Damasia Becu-Villalobos

Senior Researcher
Institute of Biology and Experimental Medicine (IBYME)
National Research Council of Argentina


Our laboratory has worked for almost 20 years unraveling the regulation of the pituitary, both in normal physiology and in pathological states. We study the biochemical, physiological and molecular mechanisms that regulate pituitary function, and the effect of hormones at the central nervous system, in reproduction and metabolic control. One of our aims is to propose alternative therapies in dopamine agonist resistant prolactinomas. We work with two transgenic mouse models which lack the dopamine receptor D2, and with human samples of resistant prolactinomas. We also study the role of sexual differentiation of the hypothalamus in pituitary control, and its impact on GH regulation of hepatic sexual dimorphism.
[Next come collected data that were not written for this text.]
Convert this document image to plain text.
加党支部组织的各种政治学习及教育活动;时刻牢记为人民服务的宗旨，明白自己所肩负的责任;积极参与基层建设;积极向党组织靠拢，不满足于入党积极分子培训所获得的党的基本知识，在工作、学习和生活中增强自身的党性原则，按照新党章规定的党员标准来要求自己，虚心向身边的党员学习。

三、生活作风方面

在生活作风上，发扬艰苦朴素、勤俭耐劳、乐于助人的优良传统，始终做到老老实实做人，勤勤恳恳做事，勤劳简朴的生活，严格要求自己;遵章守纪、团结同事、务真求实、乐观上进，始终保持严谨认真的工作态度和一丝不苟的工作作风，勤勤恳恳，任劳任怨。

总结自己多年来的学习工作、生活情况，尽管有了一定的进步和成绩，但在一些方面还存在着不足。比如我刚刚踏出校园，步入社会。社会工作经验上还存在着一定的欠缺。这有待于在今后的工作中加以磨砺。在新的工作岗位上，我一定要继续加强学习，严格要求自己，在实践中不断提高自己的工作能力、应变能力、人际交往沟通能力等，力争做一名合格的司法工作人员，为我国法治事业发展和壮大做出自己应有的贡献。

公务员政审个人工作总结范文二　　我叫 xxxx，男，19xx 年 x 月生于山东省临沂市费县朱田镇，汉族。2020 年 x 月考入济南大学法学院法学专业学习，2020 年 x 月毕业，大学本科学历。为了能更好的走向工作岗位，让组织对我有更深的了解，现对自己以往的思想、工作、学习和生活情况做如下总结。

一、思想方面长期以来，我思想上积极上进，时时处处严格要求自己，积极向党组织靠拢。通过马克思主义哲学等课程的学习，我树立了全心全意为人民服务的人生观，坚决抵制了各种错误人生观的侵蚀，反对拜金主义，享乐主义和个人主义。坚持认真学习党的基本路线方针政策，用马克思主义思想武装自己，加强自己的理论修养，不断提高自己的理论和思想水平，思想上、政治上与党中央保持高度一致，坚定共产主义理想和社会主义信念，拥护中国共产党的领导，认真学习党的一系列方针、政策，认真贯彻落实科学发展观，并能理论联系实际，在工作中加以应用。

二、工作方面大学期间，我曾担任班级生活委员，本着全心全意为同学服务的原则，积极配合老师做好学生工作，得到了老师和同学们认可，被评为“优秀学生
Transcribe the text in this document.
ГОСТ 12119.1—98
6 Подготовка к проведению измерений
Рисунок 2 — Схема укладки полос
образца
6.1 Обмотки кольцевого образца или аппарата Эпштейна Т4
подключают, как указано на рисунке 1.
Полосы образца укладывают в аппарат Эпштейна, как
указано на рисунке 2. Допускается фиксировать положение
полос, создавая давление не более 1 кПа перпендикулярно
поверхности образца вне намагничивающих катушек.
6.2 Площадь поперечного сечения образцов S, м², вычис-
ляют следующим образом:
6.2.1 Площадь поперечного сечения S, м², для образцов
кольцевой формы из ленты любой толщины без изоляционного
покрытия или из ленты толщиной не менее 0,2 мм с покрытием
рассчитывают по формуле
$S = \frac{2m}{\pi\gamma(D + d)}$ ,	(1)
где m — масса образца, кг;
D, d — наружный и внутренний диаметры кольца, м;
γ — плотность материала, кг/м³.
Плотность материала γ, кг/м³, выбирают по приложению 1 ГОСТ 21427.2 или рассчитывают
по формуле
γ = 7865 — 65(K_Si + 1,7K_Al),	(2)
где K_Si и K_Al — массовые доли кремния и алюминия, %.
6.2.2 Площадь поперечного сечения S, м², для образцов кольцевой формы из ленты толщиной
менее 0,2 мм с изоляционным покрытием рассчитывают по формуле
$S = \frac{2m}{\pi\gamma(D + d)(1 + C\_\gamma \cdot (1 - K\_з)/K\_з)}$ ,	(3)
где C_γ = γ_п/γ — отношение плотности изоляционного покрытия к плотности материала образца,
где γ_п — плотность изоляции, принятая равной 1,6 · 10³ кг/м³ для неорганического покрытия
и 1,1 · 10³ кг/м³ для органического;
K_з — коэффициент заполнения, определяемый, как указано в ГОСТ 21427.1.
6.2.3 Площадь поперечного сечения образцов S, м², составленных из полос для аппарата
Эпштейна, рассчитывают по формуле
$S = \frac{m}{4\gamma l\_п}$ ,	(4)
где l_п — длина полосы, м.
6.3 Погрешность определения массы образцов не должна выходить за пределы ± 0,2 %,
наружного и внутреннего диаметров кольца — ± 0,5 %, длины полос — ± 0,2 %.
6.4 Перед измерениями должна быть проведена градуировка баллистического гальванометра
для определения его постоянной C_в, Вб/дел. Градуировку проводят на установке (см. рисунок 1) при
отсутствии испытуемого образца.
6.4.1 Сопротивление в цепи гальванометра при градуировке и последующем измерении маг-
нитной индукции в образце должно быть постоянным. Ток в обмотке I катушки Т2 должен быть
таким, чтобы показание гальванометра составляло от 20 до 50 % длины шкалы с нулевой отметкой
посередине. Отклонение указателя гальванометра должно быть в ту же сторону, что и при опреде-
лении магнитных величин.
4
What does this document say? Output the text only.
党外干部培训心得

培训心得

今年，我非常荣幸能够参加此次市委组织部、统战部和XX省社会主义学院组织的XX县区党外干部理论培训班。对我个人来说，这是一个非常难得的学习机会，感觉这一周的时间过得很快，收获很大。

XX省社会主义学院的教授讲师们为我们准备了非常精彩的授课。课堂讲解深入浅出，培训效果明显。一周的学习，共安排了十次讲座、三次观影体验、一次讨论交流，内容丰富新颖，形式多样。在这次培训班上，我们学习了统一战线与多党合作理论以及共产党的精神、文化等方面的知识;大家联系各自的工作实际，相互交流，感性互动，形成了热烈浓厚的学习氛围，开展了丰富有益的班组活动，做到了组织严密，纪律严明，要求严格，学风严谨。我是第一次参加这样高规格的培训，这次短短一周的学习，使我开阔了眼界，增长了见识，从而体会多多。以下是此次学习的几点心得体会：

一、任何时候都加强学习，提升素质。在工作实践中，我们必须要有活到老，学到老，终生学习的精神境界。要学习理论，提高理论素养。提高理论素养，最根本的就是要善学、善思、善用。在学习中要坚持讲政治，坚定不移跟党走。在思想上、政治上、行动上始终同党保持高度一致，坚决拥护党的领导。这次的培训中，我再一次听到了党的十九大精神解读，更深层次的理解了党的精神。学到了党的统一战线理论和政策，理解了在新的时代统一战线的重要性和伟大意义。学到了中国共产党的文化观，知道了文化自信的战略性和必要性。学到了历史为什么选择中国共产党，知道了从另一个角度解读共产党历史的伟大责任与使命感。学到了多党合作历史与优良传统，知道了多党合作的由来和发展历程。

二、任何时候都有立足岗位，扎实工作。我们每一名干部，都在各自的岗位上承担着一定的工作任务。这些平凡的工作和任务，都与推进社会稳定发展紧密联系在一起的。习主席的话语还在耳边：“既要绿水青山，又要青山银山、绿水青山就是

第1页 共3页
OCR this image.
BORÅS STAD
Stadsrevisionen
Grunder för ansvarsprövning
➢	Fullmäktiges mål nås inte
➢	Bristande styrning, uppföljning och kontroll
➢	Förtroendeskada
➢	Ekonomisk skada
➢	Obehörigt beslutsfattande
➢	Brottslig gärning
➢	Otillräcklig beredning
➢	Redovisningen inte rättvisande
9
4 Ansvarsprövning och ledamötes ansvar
We have recently undertaken the study of the participation of the pituitary in pancreatic function, in particular, trying to understand the development of type 2 diabetes in antipsychotic treatments. Our laboratory also studies the role of the pituitary in milk production and parasite infection in dairy heifers in Argentine farms.

Title: “Prolactin in health and disease: metabolic actions at brain centers modifying pancreatic, adipose tissue and liver functions”.


Andrea C Gore

Professor College of Pharmacy,
Department of Psychology

Mildred Hajek Vacek and John Roman Vacek Chair in Pharmacology, in Honor of Professor C. C. Alber

Work in the Gore Laboratory focuses on the neuroendocrine control of reproduction, and connections among hormones, brain sexual differentiation, and behavior. Current research seeks to understand how prenatal exposure to environmental endocrine disruptors (EDCs) causes molecular epigenetic modifications and cellular changes to the developing hypothalamus and the manifestations of these effects later in life, and transgenerationally. We also have a longstanding interest in brain aging and menopause, and how hormones such estrogens affect molecular and cellular properties of the brain.